Stop assisted suicide. Stop SBs 678–81.
The proposed legislation does not include a requirement for doctors or medical professionals to be with patients when they commit suicide, begging the question whether the drugs were knowingly and voluntarily ingested by the patient/individual.
In the Netherlands, where assisted suicide is legal, hundreds of people die without consent each year.

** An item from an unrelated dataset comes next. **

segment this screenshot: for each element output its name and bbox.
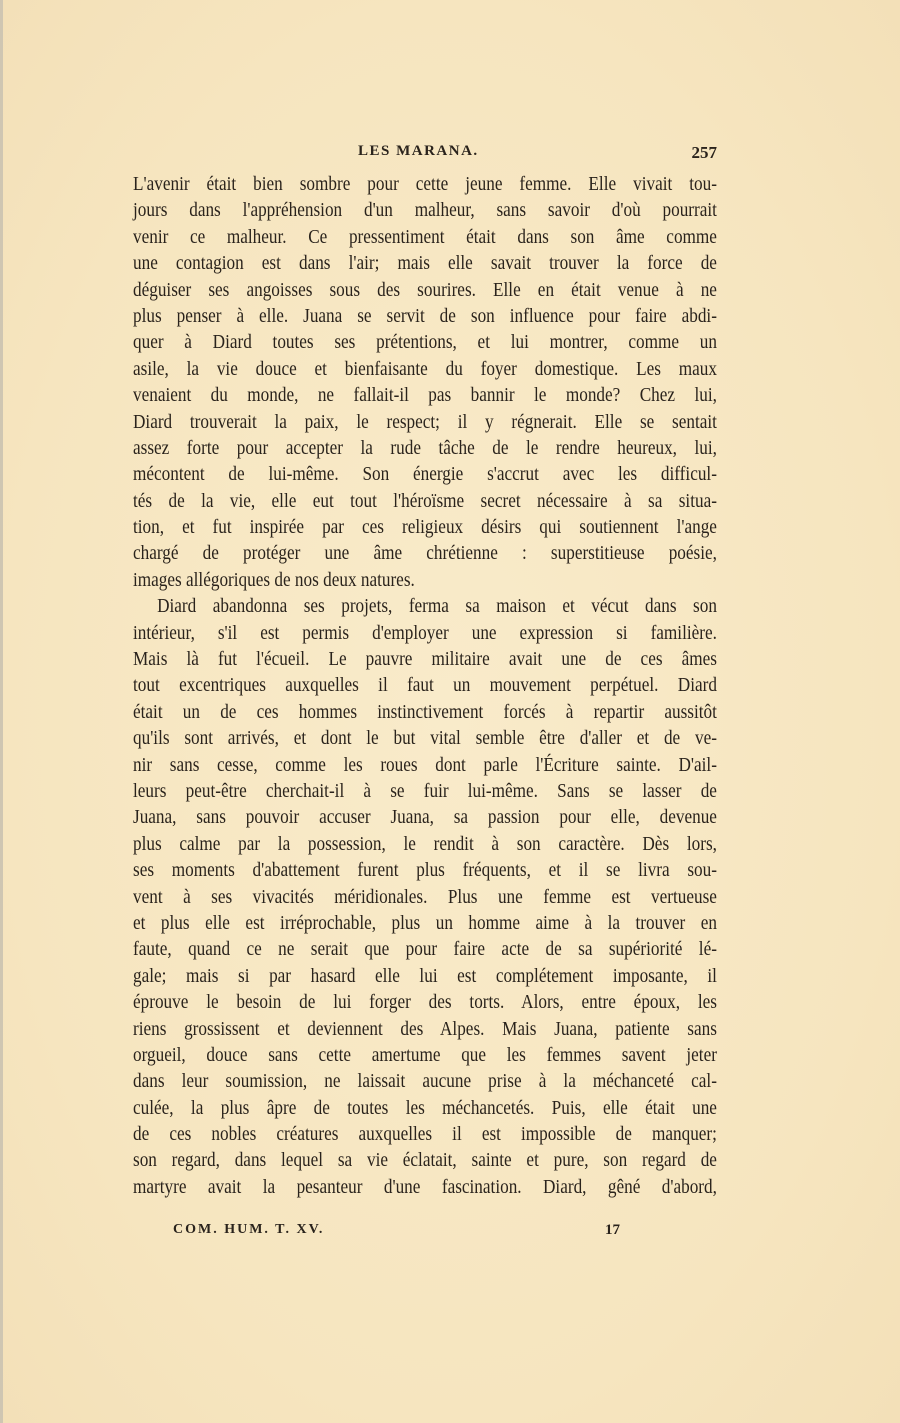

Here in the U.S., data from the state of Oregon—where suicide laws have been on the books for 25 years—suggest physicians are becoming increasingly removed from patient decision-making.
In other states and nations that have passed laws encouraging assisted suicide, additional legislative action has promoted suicide among those with physical disabilities and mental illness.
Once policymakers begin allowing suicide, the laws are quickly expanded to include people with non-life-threatening conditions, many of which are treatable.
The Michigan Senate bills permit health insurance companies to begin refusing coverage of lifesaving or palliative treatment in favor of the much cheaper alternative – a deadly assisted suicide prescription.
The projected cost savings between lifesaving drugs and assisted suicide drugs range from $33.2 million to $124.3 million annually.
Despite the heightened threat to those suffering from mental illness, the Senate bills do not require patients preparing to commit suicide to undergo a psychiatric evaluation before ending their lives.
The bills could permit depressed individuals to obtain lethal drugs without undergoing necessary assessment or treatment. This is a disastrous outcome for the people of Michigan.